Comme pour la preuve de la vérité, l'auteur supporte, s'agissant de la preuve de la bonne foi, le fardeau de la preuve, la charge de la preuve et le risque de la preuve (A. MACALUSO / L. MOREILLON / N. QUELOZ, op. cit., n. 40 ad art. 173).

3.2.5. Les motifs justificatifs de la partie générale du Code pénal priment sur l'art. 173 ch. 2 CP (ATF 123 IV 97 consid. 2c/aa ; arrêt du Tribunal fédéral 6B_698/2012 du 18 janvier 2013, consid. 3.3).

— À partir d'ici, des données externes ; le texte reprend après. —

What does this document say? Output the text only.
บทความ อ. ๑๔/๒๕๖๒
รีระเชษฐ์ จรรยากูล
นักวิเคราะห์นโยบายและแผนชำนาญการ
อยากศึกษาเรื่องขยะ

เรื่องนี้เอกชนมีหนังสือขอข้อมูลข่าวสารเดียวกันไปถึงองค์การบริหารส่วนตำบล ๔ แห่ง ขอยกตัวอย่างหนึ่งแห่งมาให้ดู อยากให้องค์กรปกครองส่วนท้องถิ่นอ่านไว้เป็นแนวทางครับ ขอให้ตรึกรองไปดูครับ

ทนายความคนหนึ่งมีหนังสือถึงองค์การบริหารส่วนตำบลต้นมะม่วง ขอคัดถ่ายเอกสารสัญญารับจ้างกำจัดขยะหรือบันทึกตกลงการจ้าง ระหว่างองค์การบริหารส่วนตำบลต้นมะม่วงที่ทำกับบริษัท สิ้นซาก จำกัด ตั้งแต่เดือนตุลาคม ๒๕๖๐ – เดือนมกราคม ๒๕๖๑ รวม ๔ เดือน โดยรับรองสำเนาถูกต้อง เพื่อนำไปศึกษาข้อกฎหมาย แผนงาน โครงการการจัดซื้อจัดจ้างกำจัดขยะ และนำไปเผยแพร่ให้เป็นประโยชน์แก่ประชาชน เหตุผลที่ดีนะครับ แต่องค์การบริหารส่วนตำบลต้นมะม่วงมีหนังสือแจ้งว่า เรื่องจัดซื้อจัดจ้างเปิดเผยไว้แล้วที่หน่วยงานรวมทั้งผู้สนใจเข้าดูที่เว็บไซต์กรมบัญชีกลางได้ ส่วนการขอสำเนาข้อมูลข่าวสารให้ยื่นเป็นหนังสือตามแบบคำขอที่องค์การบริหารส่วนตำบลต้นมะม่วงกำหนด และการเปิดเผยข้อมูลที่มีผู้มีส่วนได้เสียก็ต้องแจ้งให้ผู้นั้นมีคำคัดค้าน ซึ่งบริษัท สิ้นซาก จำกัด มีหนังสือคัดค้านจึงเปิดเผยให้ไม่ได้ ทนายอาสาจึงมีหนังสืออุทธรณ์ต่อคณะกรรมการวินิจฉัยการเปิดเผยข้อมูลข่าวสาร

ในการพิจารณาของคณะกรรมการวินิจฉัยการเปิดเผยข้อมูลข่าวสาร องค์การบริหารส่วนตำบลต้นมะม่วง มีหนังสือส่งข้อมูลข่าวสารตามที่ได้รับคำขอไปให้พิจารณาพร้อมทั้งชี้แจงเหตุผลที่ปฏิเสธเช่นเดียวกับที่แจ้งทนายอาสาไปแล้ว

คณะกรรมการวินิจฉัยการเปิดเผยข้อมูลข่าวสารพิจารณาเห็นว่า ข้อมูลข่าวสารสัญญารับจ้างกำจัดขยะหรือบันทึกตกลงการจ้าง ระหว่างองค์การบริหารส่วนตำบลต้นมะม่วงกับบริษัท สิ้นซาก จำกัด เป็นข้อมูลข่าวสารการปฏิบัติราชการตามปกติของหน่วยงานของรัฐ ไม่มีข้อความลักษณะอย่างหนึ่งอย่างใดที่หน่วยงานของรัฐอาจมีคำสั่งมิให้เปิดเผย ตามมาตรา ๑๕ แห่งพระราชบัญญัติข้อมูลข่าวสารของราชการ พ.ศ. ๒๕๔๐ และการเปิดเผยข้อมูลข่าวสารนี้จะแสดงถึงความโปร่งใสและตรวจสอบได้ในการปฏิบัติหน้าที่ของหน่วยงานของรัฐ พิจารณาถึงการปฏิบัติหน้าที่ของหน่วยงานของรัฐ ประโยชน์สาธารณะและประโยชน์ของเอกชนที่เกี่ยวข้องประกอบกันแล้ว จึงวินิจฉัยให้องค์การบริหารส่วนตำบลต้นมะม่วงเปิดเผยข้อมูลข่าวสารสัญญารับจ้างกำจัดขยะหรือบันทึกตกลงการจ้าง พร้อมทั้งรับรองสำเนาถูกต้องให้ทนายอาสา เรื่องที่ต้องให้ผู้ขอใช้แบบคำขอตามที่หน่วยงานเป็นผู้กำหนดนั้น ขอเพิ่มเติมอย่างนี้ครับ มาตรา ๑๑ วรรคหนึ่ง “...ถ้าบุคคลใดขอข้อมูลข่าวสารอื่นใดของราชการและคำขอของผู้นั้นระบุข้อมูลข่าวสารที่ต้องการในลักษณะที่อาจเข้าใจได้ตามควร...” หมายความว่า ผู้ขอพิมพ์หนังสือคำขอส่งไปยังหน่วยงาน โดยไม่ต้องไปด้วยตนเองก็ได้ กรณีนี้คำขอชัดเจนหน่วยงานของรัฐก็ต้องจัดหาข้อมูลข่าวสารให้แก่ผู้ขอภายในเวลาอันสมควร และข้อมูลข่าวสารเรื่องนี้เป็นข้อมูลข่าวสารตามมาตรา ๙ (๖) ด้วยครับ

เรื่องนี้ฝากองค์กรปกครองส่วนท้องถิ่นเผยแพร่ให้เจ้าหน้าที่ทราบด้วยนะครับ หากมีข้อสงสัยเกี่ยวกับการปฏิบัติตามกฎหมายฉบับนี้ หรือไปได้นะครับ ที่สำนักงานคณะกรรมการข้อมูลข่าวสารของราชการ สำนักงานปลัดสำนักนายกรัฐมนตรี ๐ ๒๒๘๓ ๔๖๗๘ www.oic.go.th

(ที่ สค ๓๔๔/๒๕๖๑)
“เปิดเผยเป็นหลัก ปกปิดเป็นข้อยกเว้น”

Conformément à l'art. 14 CP, quiconque agit comme la loi l'ordonne ou l'autorise se comporte de manière licite, même si l'acte est punissable en vertu du code pénal ou d'une autre loi. 

L'art. 14 CP peut, dans certaines hypothèses, exclure la culpabilité en cas d'atteinte à l'honneur. La jurisprudence admet que les déclarations attentatoires à l'honneur émanant de parties à un procès et de leurs avocats puissent être justifiées par le droit d'alléguer en procédure et les obligations y relatives consacrés par la Constitution et les lois, respectivement par un devoir de fonction. En d'autres termes, le devoir procédural d'alléguer les faits constitue un devoir de s'exprimer selon l'art. 14 CP ; une partie (et son avocat) peut ainsi invoquer cette disposition à la condition de s'être exprimée de bonne foi, de s'être limitée aux déclarations nécessaires et pertinentes et d'avoir présenté comme telles de simples suppositions (ATF 135 IV 177 consid. 4 ; 131 IV 154 consid. 1.3.1 in JdT 2007 IV 3 ; arrêt du Tribunal fédéral 6B_575/2015 du 27 avril 2016 consid. 3.1).

L'art. 10A de la loi sur la procédure administrative [LPA] prévoit que toute personne peut porter à la connaissance des autorités des faits susceptibles d'entraîner l'ouverture d'une procédure administrative. Toutefois, une telle disposition, en tant qu'elle consacre le droit à la dénonciation, ne fonde pas à elle seule un fait justificatif garantissant l'impunité au dénonciateur quant au caractère attentatoire à l'honneur de ses déclarations (ATF 116 IV 205 consid. 3c ; arrêt du Tribunal fédéral 6B_698/2012 du 18 janvier 2013, consid. 3.3.3).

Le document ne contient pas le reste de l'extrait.